In order to further ensure the continued growth of the company's performance, China Ship Leasing carried out business innovation and launched a new model of “joint ventures with shipowners and ship management companies+locked long-term leases”, which laid the foundation for long-term performance growth in terms of both capital and leasing orders.

During the reporting period, the company ordered 2+2 175,000 square meter LNG carriers and 2 of the world's largest tonnage ships

The 2,500 passenger/3,850 meter lane luxury passenger roller boat provided financing, and also implemented the 93,000-square-meter VLGC financial leasing project.

Following the company's consistent “countercyclical investment and procyclical operation” strategy, China's ship leasing's subsequent development focus will be skewed from “expansion” to “heavy operation”.

As China's ship leasing expands its fleet at a slower rate, its future capital expenditure is likely to gradually decrease, and the company will have more capital to use as dividends.

Of course, as a subsidiary of a central enterprise, China Ship Leasing complies with a series of policy calls for state-owned enterprise reform.
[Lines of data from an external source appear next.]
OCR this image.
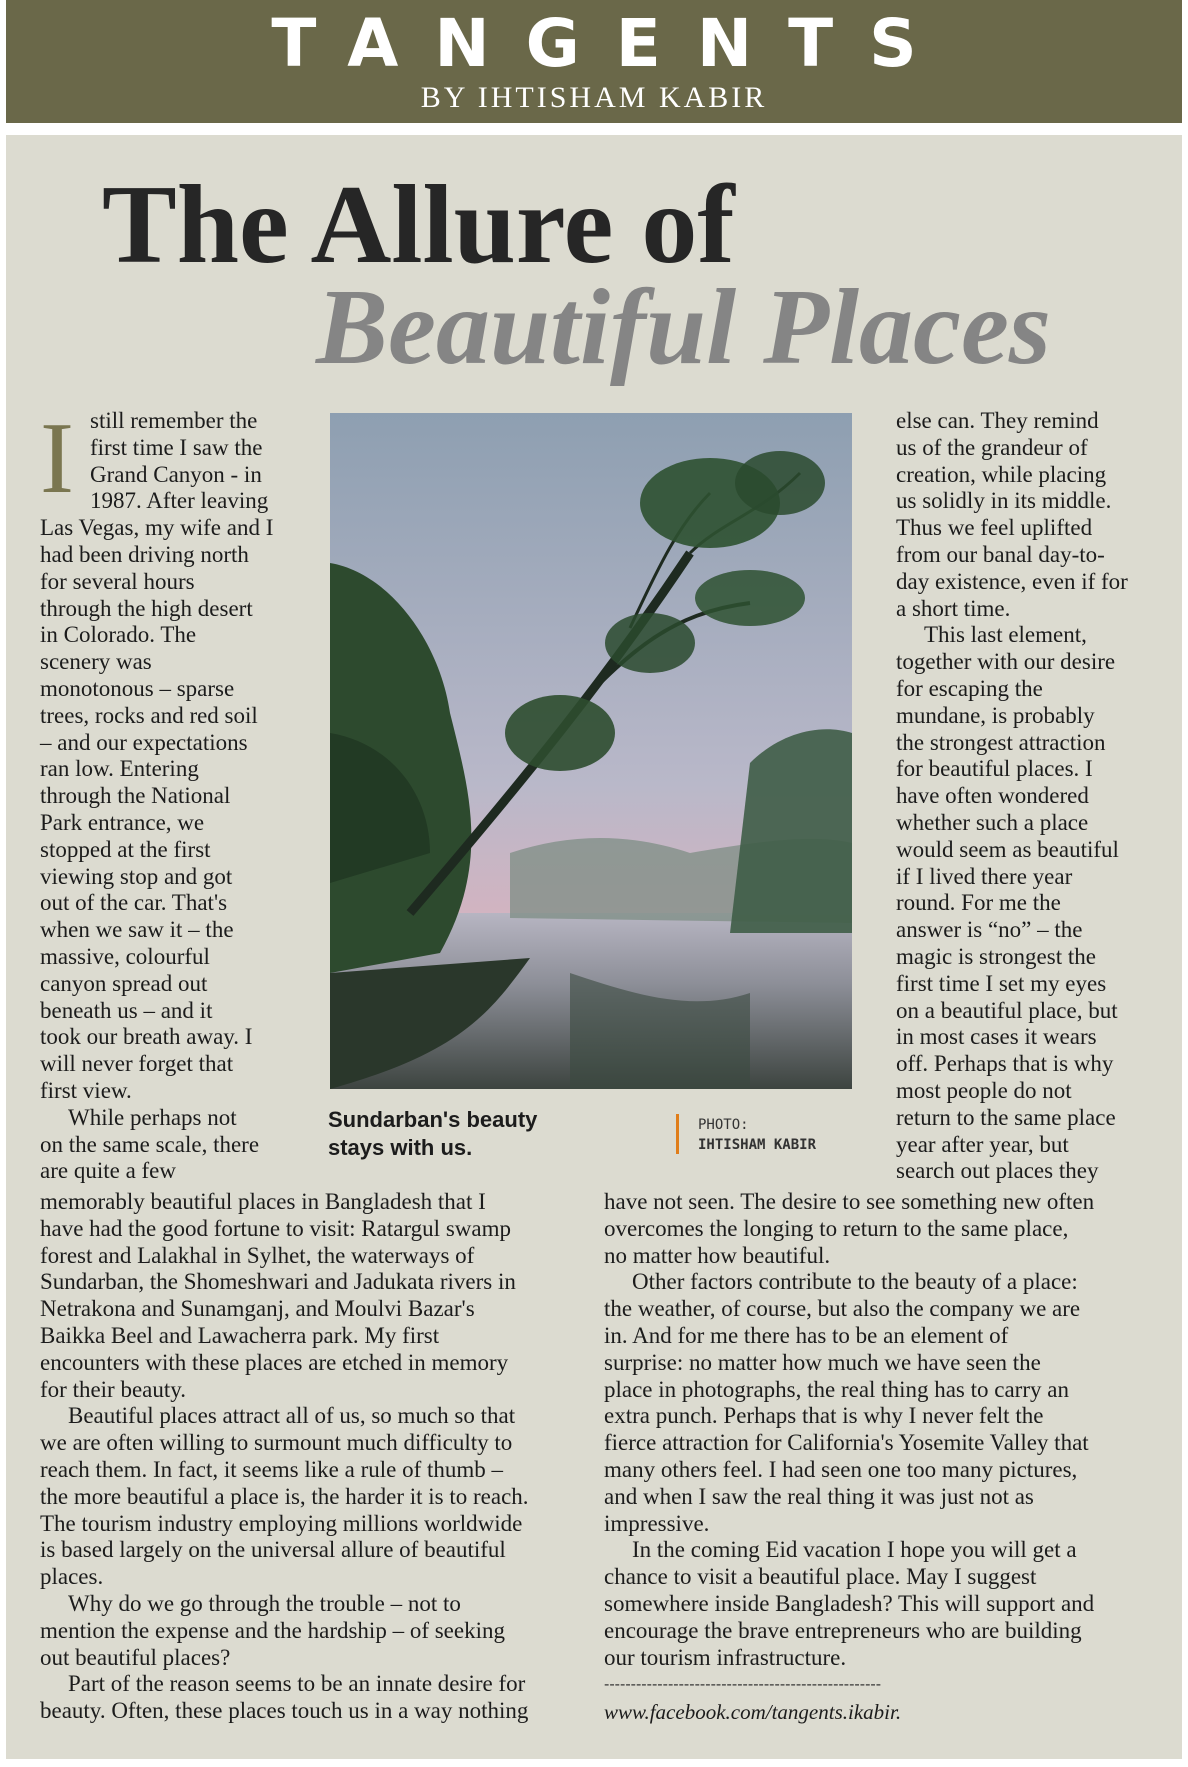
TANGENTS
BY IHTISHAM KABIR
The Allure of
Beautiful Places
I still remember the
first time I saw the
Grand Canyon - in
1987. After leaving
Las Vegas, my wife and I
had been driving north
for several hours
through the high desert
in Colorado. The
scenery was
monotonous – sparse
trees, rocks and red soil
– and our expectations
ran low. Entering
through the National
Park entrance, we
stopped at the first
viewing stop and got
out of the car. That's
when we saw it – the
massive, colourful
canyon spread out
beneath us – and it
took our breath away. I
will never forget that
first view.
While perhaps not
on the same scale, there
are quite a few
memorably beautiful places in Bangladesh that I
have had the good fortune to visit: Ratargul swamp
forest and Lalakhal in Sylhet, the waterways of
Sundarban, the Shomeshwari and Jadukata rivers in
Netrakona and Sunamganj, and Moulvi Bazar's
Baikka Beel and Lawacherra park. My first
encounters with these places are etched in memory
for their beauty.
Beautiful places attract all of us, so much so that
we are often willing to surmount much difficulty to
reach them. In fact, it seems like a rule of thumb –
the more beautiful a place is, the harder it is to reach.
The tourism industry employing millions worldwide
is based largely on the universal allure of beautiful
places.
Why do we go through the trouble – not to
mention the expense and the hardship – of seeking
out beautiful places?
Part of the reason seems to be an innate desire for
beauty. Often, these places touch us in a way nothing
else can. They remind
us of the grandeur of
creation, while placing
us solidly in its middle.
Thus we feel uplifted
from our banal day-to-
day existence, even if for
a short time.
This last element,
together with our desire
for escaping the
mundane, is probably
the strongest attraction
for beautiful places. I
have often wondered
whether such a place
would seem as beautiful
if I lived there year
round. For me the
answer is “no” – the
magic is strongest the
first time I set my eyes
on a beautiful place, but
in most cases it wears
off. Perhaps that is why
most people do not
return to the same place
year after year, but
search out places they
have not seen. The desire to see something new often
overcomes the longing to return to the same place,
no matter how beautiful.
Other factors contribute to the beauty of a place:
the weather, of course, but also the company we are
in. And for me there has to be an element of
surprise: no matter how much we have seen the
place in photographs, the real thing has to carry an
extra punch. Perhaps that is why I never felt the
fierce attraction for California's Yosemite Valley that
many others feel. I had seen one too many pictures,
and when I saw the real thing it was just not as
impressive.
In the coming Eid vacation I hope you will get a
chance to visit a beautiful place. May I suggest
somewhere inside Bangladesh? This will support and
encourage the brave entrepreneurs who are building
our tourism infrastructure.
Sundarban's beauty
stays with us.
PHOTO:
IHTISHAM KABIR
----------------------------------------------------
www.facebook.com/tangents.ikabir.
In order to better return investors, it itself has an incentive to increase dividends.

Moreover, Chinese ship leasing has always had a “high dividend” label. Since its listing in 2019, China Ship Leasing has paid dividends twice a year. The mid-year dividend was HK$0.03 per share, and the year-end dividend was HK$0.09 per share. The total annual dividend payout was HK$0.12 per share. Based on the closing price of HK$1.41 on March 26, its dynamic dividend rate reached 8.51%, which is attractive enough for more long-term capital.

III. Concluding Remarks

The exact timing of the arrival of a new cycle in the shipping industry is unknown, but “ship-savvy” players like Chinese ship leasing by optimizing the fleet structure, enhancing operational efficiency, and actively exploring new models in the ship leasing market have made preparations early. As scarce manufacturers in the Hong Kong stock market are the target of ship leasing, its value is expected to be revalued as the new industrial cycle arrives.